19 Sept 2017

THE RENT TRAP


THE RENT TRAP BY ROSIE WALKER AND SAMIR JERAJ. PLUTO PRESS. 2016

Samir is a friend and Pluto Press regularly publish my books, so I must admit a conflict of interest, nonetheless with this warning I hope my brief review will be useful.
It is generally acknowledged that the UK housing market is broken.  More and more, especially young people are either homeless or suffering from high rents, on the other side of the equation landlords are growing richer.
Own property and your income and in turn your wealth in property tends to grow.  Fail to own property and you pay more and more in rent.  Rent controls are seen as anti-market, rent controls that limit rent increases are thought to discourage landlords from renting, restrict the quantity of rent accommodation and make shortages worse.

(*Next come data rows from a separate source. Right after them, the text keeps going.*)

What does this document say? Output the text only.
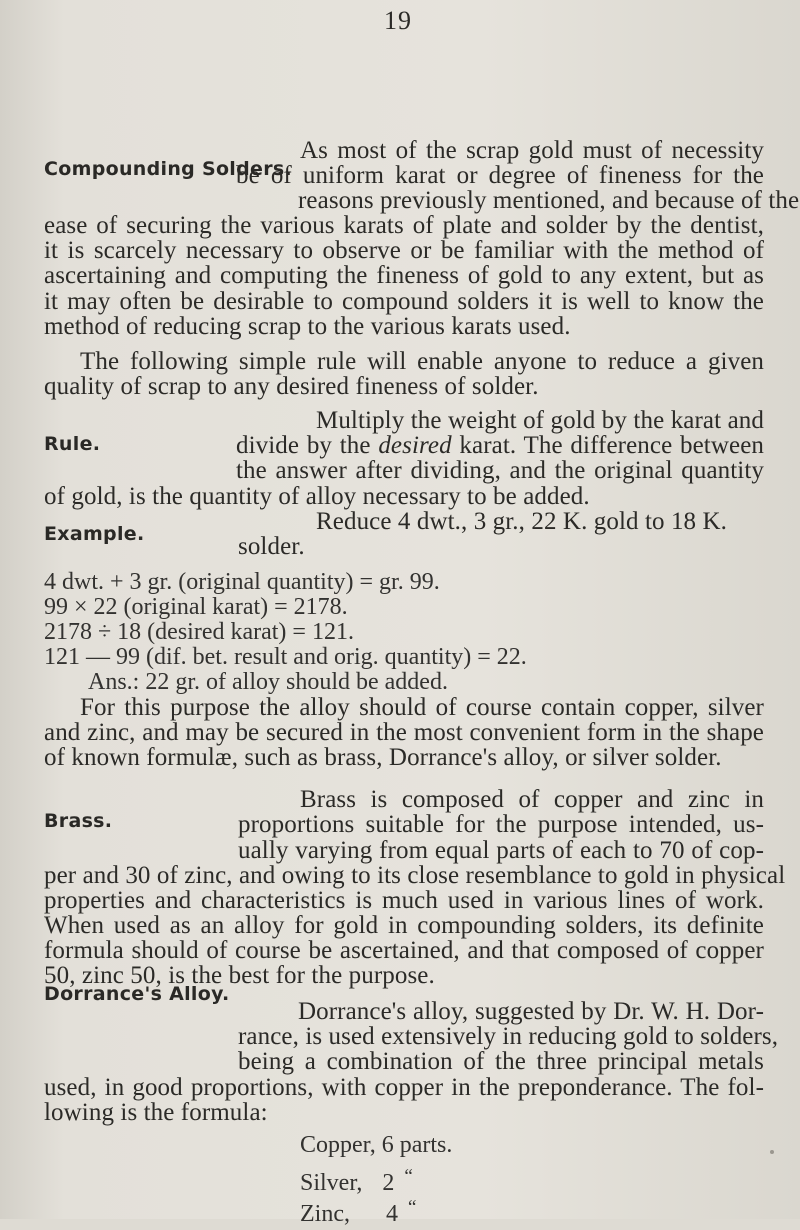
19
Compounding Solders.
As most of the scrap gold must of necessity
be of uniform karat or degree of fineness for the
reasons previously mentioned, and because of the
ease of securing the various karats of plate and solder by the dentist,
it is scarcely necessary to observe or be familiar with the method of
ascertaining and computing the fineness of gold to any extent, but as
it may often be desirable to compound solders it is well to know the
method of reducing scrap to the various karats used.
The following simple rule will enable anyone to reduce a given
quality of scrap to any desired fineness of solder.
Rule.
Multiply the weight of gold by the karat and
divide by the desired karat. The difference between
the answer after dividing, and the original quantity
of gold, is the quantity of alloy necessary to be added.
Example.	Reduce 4 dwt., 3 gr., 22 K. gold to 18 K.
solder.
4 dwt. + 3 gr. (original quantity) = gr. 99.
99 × 22 (original karat) = 2178.
2178 ÷ 18 (desired karat) = 121.
121 — 99 (dif. bet. result and orig. quantity) = 22.
Ans.: 22 gr. of alloy should be added.
For this purpose the alloy should of course contain copper, silver
and zinc, and may be secured in the most convenient form in the shape
of known formulæ, such as brass, Dorrance's alloy, or silver solder.
Brass.
Brass is composed of copper and zinc in
proportions suitable for the purpose intended, us-
ually varying from equal parts of each to 70 of cop-
per and 30 of zinc, and owing to its close resemblance to gold in physical
properties and characteristics is much used in various lines of work.
When used as an alloy for gold in compounding solders, its definite
formula should of course be ascertained, and that composed of copper
50, zinc 50, is the best for the purpose.
Dorrance's Alloy.
Dorrance's alloy, suggested by Dr. W. H. Dor-
rance, is used extensively in reducing gold to solders,
being a combination of the three principal metals
used, in good proportions, with copper in the preponderance. The fol-
lowing is the formula:
Copper, 6 parts.
Silver, 2 “
Zinc, 4 “
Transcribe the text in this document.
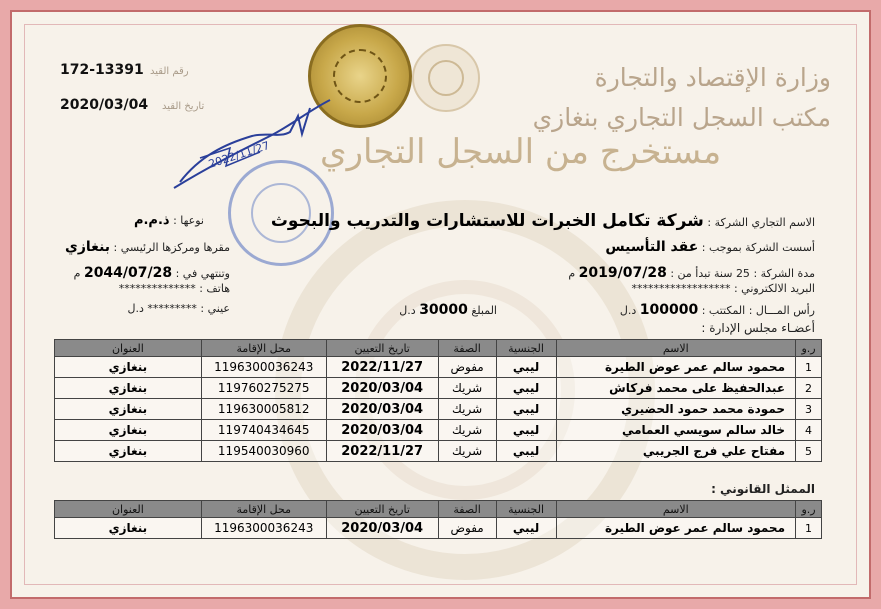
وزارة الإقتصاد والتجارة
مكتب السجل التجاري بنغازي
مستخرج من السجل التجاري
172-13391 رقم القيد
2020/03/04 تاريخ القيد
2022/11/27
الاسم التجاري الشركة : شركة تكامل الخبرات للاستشارات والتدريب والبحوث
نوعها : ذ.م.م
أسست الشركة بموجب : عقد التأسيس
مقرها ومركزها الرئيسي : بنغازي
مدة الشركة : 25 سنة تبدأ من : 2019/07/28 م
وتنتهي في : 2044/07/28 م
البريد الالكتروني : ******************
هاتف : **************
رأس المـــال : المكتتب : 100000 د.ل
المبلغ 30000 د.ل
عيني : ********* د.ل
أعضـاء مجلس الإدارة :
ر.و	الاسم	الجنسية	الصفة	تاريخ التعيين	محل الإقامة	العنوان
1	محمود سالم عمر عوض الطيرة	ليبي	مفوض	2022/11/27	1196300036243	بنغازي
2	عبدالحفيظ على محمد فركاش	ليبي	شريك	2020/03/04	119760275275	بنغازي
3	حمودة محمد حمود الحضيري	ليبي	شريك	2020/03/04	119630005812	بنغازي
4	خالد سالم سويسي العمامي	ليبي	شريك	2020/03/04	119740434645	بنغازي
5	مفتاح علي فرج الجريبي	ليبي	شريك	2022/11/27	119540030960	بنغازي
الممثل القانوني :
ر.و	الاسم	الجنسية	الصفة	تاريخ التعيين	محل الإقامة	العنوان
1	محمود سالم عمر عوض الطيرة	ليبي	مفوض	2020/03/04	1196300036243	بنغازي
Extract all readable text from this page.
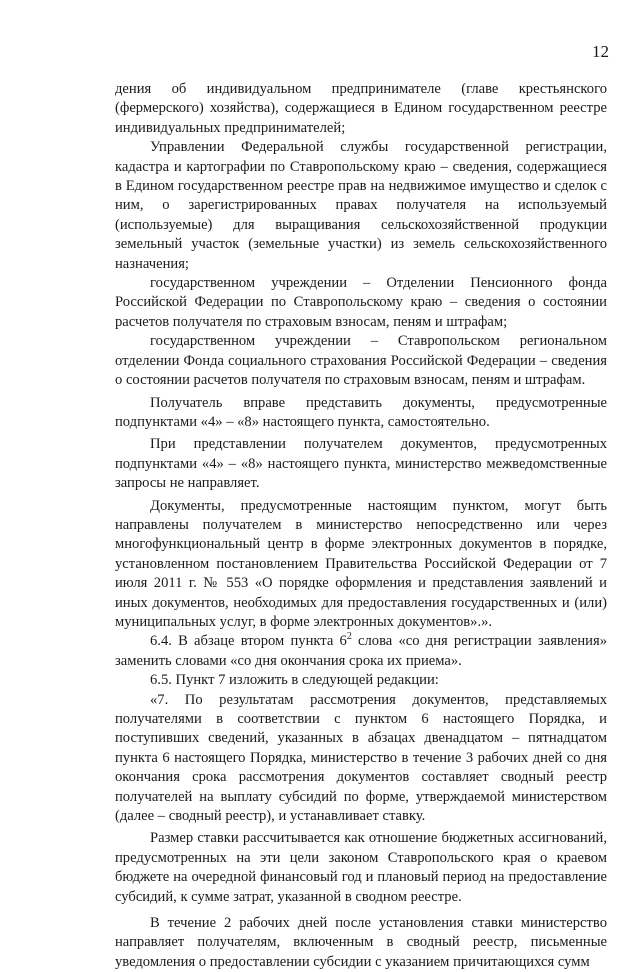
12

дения об индивидуальном предпринимателе (главе крестьянского (фермерского) хозяйства), содержащиеся в Едином государственном реестре индивидуальных предпринимателей;

Управлении Федеральной службы государственной регистрации, кадастра и картографии по Ставропольскому краю – сведения, содержащиеся в Едином государственном реестре прав на недвижимое имущество и сделок с ним, о зарегистрированных правах получателя на используемый (используемые) для выращивания сельскохозяйственной продукции земельный участок (земельные участки) из земель сельскохозяйственного назначения;

государственном учреждении – Отделении Пенсионного фонда Российской Федерации по Ставропольскому краю – сведения о состоянии расчетов получателя по страховым взносам, пеням и штрафам;

государственном учреждении – Ставропольском региональном отделении Фонда социального страхования Российской Федерации – сведения о состоянии расчетов получателя по страховым взносам, пеням и штрафам.

Получатель вправе представить документы, предусмотренные подпунктами «4» – «8» настоящего пункта, самостоятельно.

При представлении получателем документов, предусмотренных подпунктами «4» – «8» настоящего пункта, министерство межведомственные запросы не направляет.

Документы, предусмотренные настоящим пунктом, могут быть направлены получателем в министерство непосредственно или через многофункциональный центр в форме электронных документов в порядке, установленном постановлением Правительства Российской Федерации от 7 июля 2011 г. № 553 «О порядке оформления и представления заявлений и иных документов, необходимых для предоставления государственных и (или) муниципальных услуг, в форме электронных документов».».

6.4. В абзаце втором пункта $6^2$ слова «со дня регистрации заявления» заменить словами «со дня окончания срока их приема».

6.5. Пункт 7 изложить в следующей редакции:

«7. По результатам рассмотрения документов, представляемых получателями в соответствии с пунктом 6 настоящего Порядка, и поступивших сведений, указанных в абзацах двенадцатом – пятнадцатом пункта 6 настоящего Порядка, министерство в течение 3 рабочих дней со дня окончания срока рассмотрения документов составляет сводный реестр получателей на выплату субсидий по форме, утверждаемой министерством (далее – сводный реестр), и устанавливает ставку.

Размер ставки рассчитывается как отношение бюджетных ассигнований, предусмотренных на эти цели законом Ставропольского края о краевом бюджете на очередной финансовый год и плановый период на предоставление субсидий, к сумме затрат, указанной в сводном реестре.

В течение 2 рабочих дней после установления ставки министерство направляет получателям, включенным в сводный реестр, письменные уведомления о предоставлении субсидии с указанием причитающихся сумм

Walker and Jeraj challenge this view.  Landlords can make enormous amounts of money by renting, so tend to buy up housing, this crowds out potential homeowners and, in turn, pushes up rents.  The Rent Trap shows how with the decline of council housing, marketizing the housing stock has led to increasing inequality in Britain.
The book is vividly written with lots of real life horror stories of landlords evicting tenants illegally, charging high rents and failing to carry out repairs.  As the authors note while must dog owners are compassionate to their pets, animal welfare laws are still necessary.  Thus, while perhaps most landlords are ethical, stronger safeguards are necessary.  Even where the law protects tenants, often they cannot afford to act to defend their rights, or both tenants and landlords are ignorant of the law.
As well as cataloguing a major source of inequality, The Rent Trap has a lot of good advice for tenants, including a guide ‘How to take your landlord to court’.
The deeper message is we need more safeguards and a huge investment in social housing including social housing as well community land trusts and housing cooperatives.
It is an illustration of the pathologies of the market, where speculation and luck distort the price mechanism.  It is also a reminder that the young increasingly feel excluded and put upon, the rent trap, along with zero-hour contracts and student debt, has fuelled supported for Jeremy Corbyn.
Jeremy has been a long-term advocate for those who rent and there is an interesting interview with him from 2015 a few days before he took the decision to run as Labour Party leader.  It is instructive that until recently rental abuse was off the political agenda, it is also interesting that a third of MPs are landlords.
I think my only criticism of the book is that it could have collected policy suggestions into a neat conclusion but otherwise it is well researched, well written, persuasive and illustrates an often forgotten (by the media and politicians) problem.

The Rent Trap is one of a series of books for the Left Book Club.

Some scary stats
11 million private renters in UK.
Many 16-18 spend 80% of their income on rent.
1 in 12 renters too scared to ask landlords for repairs because they fear eviction.

And some scary stories
One renter threatened at gunpoint.
Organised crime moving into renting.
Parents with young children moving from one home to another because of powers of eviction.